In Us: another look at youth – Actus Ciné

In us: another look at youth - actus ciné

With “In Us”, the filmmaker Régis Sauder finds the students he had followed in 2011 to appreciate the life course of each one and paint the portrait of an intelligent French youth and the eyes wide open on the world.

HelloCine: In U.S is the sequel to We Princesses of Clevesreleased on screens in 2011. When did you have the idea of ​​composing this diptych?

Regis Sauder : The idea germinated little by little. I’ve always kept in touch with the young people filmed on the occasion of this first film and it’s in a way they were the ones who launched the signal for this reunion. 10 years is a crucial period, founding of a life, between 20 and 30 years.

Many things had happened to them on the family, emotional and professional level. And for us, the past 10 years have been politically charged. I wanted to tell the story and see how these young people had succeeded or not in finding a place in this ever more unequal and violent society.

What struck you the most in the evolution of the students you find here?

It is undoubtedly their courage, their ability to overcome the many obstacles they have had to face, without violence. They have a very specific look at the society around them and the place it reserves for them, its ability to welcome them.

It’s interesting to listen to them, because they have a modern reading of the world around us. Some have left Marseille, others have built their lives there, but all have made a social trip, they are sort of class defectors, but they don’t forget where they come from.

How did you view the youth of 2011? And on the youth of 2021?

It’s not my look that counts, my position is one of empathy. What matters is to make visible this part of youth that we never see, that is never represented. To make room for it to listen to it and look at it in its immense beauty. We shed light on the very minority proportion who have chosen violence to express their anger, but we never look at the vast majority of young people who decide to make another choice.

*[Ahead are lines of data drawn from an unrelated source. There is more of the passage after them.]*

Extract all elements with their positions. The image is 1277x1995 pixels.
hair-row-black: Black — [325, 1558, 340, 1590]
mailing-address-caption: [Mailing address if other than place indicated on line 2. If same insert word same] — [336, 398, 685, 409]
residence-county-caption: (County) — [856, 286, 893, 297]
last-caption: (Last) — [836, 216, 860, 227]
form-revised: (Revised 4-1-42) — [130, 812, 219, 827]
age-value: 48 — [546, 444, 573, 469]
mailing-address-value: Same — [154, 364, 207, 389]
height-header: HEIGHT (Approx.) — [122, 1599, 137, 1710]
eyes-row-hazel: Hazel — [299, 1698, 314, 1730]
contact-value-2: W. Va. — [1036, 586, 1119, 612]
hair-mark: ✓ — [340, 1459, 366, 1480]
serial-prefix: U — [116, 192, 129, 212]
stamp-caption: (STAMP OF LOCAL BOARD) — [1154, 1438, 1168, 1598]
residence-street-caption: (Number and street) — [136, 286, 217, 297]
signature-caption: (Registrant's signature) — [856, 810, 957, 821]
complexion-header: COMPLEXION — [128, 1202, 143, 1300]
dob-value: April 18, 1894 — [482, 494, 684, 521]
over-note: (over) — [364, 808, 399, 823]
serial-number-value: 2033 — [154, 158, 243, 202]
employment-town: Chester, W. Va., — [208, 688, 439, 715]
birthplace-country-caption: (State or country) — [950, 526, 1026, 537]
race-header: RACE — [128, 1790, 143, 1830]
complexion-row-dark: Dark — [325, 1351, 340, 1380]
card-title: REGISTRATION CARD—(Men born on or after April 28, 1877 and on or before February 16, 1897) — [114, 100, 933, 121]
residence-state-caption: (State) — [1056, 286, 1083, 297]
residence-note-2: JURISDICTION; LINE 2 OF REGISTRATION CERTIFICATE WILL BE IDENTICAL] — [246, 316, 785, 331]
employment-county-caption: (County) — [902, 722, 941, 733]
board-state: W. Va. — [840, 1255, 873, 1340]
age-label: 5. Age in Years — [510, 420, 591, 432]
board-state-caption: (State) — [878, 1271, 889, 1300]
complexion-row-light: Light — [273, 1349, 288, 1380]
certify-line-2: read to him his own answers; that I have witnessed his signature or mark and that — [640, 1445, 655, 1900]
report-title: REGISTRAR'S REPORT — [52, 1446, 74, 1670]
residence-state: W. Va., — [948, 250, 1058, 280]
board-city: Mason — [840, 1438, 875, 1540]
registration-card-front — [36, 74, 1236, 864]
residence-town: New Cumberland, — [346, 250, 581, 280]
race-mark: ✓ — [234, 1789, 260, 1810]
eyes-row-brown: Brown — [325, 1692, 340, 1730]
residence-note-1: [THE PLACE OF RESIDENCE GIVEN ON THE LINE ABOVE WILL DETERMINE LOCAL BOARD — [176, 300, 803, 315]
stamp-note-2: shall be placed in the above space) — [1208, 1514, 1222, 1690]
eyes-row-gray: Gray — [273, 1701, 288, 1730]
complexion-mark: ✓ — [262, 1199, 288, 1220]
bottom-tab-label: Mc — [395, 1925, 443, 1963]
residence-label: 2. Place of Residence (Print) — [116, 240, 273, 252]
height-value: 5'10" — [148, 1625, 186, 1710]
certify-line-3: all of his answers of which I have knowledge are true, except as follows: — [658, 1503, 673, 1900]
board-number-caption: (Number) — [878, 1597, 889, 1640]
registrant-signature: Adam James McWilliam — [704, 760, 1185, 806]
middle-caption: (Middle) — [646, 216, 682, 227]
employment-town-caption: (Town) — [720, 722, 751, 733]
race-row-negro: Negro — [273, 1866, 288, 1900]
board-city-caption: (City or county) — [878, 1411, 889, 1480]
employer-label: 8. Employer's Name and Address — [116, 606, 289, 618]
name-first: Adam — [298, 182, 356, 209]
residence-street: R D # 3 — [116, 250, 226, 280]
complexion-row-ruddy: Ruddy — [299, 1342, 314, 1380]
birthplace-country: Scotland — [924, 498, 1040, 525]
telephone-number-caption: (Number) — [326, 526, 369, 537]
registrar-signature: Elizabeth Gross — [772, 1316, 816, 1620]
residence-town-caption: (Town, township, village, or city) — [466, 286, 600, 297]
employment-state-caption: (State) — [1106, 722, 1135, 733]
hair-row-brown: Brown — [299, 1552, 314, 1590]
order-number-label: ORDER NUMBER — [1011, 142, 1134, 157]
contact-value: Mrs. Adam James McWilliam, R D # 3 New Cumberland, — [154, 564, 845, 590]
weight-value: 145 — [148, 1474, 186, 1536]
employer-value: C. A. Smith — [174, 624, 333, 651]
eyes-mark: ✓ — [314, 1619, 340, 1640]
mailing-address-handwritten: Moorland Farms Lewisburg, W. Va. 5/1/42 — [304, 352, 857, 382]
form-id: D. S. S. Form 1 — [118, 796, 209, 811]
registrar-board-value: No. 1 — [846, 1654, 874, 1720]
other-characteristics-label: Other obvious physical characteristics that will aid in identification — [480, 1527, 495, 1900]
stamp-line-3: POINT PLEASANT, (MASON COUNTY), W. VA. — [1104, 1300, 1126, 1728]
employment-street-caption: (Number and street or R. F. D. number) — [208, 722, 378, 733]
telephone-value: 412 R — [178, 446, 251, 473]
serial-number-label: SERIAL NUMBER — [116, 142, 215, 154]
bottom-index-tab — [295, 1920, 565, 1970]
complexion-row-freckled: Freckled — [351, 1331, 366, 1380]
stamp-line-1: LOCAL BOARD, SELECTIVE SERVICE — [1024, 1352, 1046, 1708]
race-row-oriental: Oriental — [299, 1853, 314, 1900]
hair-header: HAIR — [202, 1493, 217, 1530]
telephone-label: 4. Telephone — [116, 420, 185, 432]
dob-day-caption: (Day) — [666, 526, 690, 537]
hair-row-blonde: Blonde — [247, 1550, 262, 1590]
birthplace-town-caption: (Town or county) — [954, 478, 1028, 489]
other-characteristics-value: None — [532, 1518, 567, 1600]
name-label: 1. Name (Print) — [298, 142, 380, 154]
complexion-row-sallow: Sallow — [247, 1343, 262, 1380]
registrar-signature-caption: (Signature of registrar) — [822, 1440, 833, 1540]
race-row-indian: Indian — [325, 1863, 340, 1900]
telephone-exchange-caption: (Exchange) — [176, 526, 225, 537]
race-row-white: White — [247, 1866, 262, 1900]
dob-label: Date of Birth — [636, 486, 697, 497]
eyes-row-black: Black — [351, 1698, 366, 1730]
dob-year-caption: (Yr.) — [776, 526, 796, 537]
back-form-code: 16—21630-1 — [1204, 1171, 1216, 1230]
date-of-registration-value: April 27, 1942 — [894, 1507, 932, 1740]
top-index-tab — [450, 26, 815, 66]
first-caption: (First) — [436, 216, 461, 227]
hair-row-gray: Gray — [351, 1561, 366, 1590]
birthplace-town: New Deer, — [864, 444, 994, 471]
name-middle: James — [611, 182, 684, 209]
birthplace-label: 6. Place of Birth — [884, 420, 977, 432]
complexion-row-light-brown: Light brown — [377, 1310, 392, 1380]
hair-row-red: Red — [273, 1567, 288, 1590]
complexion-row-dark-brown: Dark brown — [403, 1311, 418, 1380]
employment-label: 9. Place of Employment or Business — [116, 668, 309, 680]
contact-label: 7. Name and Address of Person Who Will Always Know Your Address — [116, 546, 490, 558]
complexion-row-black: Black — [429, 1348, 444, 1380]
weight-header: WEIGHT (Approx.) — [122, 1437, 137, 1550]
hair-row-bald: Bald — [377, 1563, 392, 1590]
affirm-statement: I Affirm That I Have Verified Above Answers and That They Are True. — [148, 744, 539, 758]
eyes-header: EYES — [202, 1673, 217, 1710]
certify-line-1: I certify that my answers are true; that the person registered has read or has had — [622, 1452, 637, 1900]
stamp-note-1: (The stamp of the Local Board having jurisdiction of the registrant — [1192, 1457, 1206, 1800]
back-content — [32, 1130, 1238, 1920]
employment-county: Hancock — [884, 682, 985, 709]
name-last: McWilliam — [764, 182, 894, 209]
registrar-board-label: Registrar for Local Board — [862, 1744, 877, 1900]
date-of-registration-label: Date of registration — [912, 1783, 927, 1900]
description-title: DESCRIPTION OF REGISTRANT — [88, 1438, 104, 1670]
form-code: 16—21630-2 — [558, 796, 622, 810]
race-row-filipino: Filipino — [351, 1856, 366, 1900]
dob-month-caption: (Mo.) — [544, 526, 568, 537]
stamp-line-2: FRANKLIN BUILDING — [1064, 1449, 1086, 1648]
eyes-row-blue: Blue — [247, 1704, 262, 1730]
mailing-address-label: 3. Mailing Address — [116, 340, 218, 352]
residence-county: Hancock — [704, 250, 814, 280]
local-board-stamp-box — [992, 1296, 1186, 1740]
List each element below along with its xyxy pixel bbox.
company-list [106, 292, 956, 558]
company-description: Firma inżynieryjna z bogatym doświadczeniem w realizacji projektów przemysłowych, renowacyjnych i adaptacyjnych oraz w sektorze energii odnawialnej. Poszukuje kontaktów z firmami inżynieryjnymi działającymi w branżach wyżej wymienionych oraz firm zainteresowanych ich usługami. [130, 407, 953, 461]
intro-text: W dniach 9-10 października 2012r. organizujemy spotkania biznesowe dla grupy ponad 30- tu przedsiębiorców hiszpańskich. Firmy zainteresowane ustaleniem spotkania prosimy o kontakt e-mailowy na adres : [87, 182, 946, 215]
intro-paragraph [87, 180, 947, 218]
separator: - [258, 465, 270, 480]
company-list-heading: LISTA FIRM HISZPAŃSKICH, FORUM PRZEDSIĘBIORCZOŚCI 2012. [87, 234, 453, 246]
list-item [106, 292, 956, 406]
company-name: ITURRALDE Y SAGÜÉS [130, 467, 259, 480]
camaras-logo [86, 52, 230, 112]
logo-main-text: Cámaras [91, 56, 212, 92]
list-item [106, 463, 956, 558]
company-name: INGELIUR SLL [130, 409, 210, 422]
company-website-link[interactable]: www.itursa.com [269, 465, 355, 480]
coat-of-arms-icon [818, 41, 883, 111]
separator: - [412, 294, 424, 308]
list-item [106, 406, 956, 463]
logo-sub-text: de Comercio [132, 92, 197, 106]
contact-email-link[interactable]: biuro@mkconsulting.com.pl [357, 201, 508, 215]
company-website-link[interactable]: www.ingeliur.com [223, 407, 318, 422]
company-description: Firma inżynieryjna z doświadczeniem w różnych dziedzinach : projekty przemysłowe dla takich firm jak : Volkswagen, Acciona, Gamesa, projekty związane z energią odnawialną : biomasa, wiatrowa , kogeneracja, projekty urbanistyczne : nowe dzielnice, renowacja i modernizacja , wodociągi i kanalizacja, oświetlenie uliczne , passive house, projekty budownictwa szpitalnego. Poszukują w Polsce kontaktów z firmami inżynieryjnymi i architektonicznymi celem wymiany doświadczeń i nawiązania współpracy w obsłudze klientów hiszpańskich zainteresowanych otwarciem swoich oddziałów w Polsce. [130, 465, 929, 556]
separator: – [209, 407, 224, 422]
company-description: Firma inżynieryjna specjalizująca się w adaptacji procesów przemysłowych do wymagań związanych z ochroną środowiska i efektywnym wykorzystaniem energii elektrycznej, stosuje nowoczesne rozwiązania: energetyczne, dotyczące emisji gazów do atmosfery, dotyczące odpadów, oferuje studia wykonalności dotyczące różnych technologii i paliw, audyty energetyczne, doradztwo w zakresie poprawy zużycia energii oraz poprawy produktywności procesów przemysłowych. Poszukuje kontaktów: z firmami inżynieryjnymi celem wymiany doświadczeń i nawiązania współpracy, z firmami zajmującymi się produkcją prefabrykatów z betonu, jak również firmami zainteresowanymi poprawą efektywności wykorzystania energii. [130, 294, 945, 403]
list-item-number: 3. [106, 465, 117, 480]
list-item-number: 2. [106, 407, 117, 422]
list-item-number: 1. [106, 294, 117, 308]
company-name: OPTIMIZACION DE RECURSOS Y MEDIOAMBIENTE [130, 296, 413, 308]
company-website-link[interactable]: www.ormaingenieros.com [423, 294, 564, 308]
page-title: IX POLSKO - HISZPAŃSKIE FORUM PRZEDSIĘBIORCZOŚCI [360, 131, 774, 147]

These young people, by their professional and political choices, have decided to be on the same level in society, to choose for many public service because these are their values. I find that once again courageous and remarkable. I am very admiring and they give me a lot of hope for the future. They are our future.

At the heart of your film, we find The Princess of Cleves. What relationship do you have with this work? What makes it useful for deciphering youth?

At the heart of the film, we find above all the school, the fundamental role of the teachers who accompany these young people, who believe in the possible encounter with texts, literature as a means of emancipation. The public school today is threatened, like the public hospital, this is what the film tells.

I think it is fundamental to show how essential it is. And, as Emmanuelle recalls in the film, “this is exactly where the public school must play its role“so that we can still imagine that the common goal we have set ourselves is freedom, equality and fraternity.

In Back to Forbach, you wondered about the rampant impoverishment and the frontist drift of the city where you come from. The Marseilles of In U.S doesn’t seem so far from Forbach…

Marseille, Forbach… society is crossed by xenophobia and racism. We need works, films that take a different look at the people who are born, grow up and live in these neglected neighborhoods. They are like us, eager for love, friendship and hope. The vast majority of them want a job, a place in society. My film shows these territories in a different way and casts a look of hope on areas that are continually disqualified or stigmatized.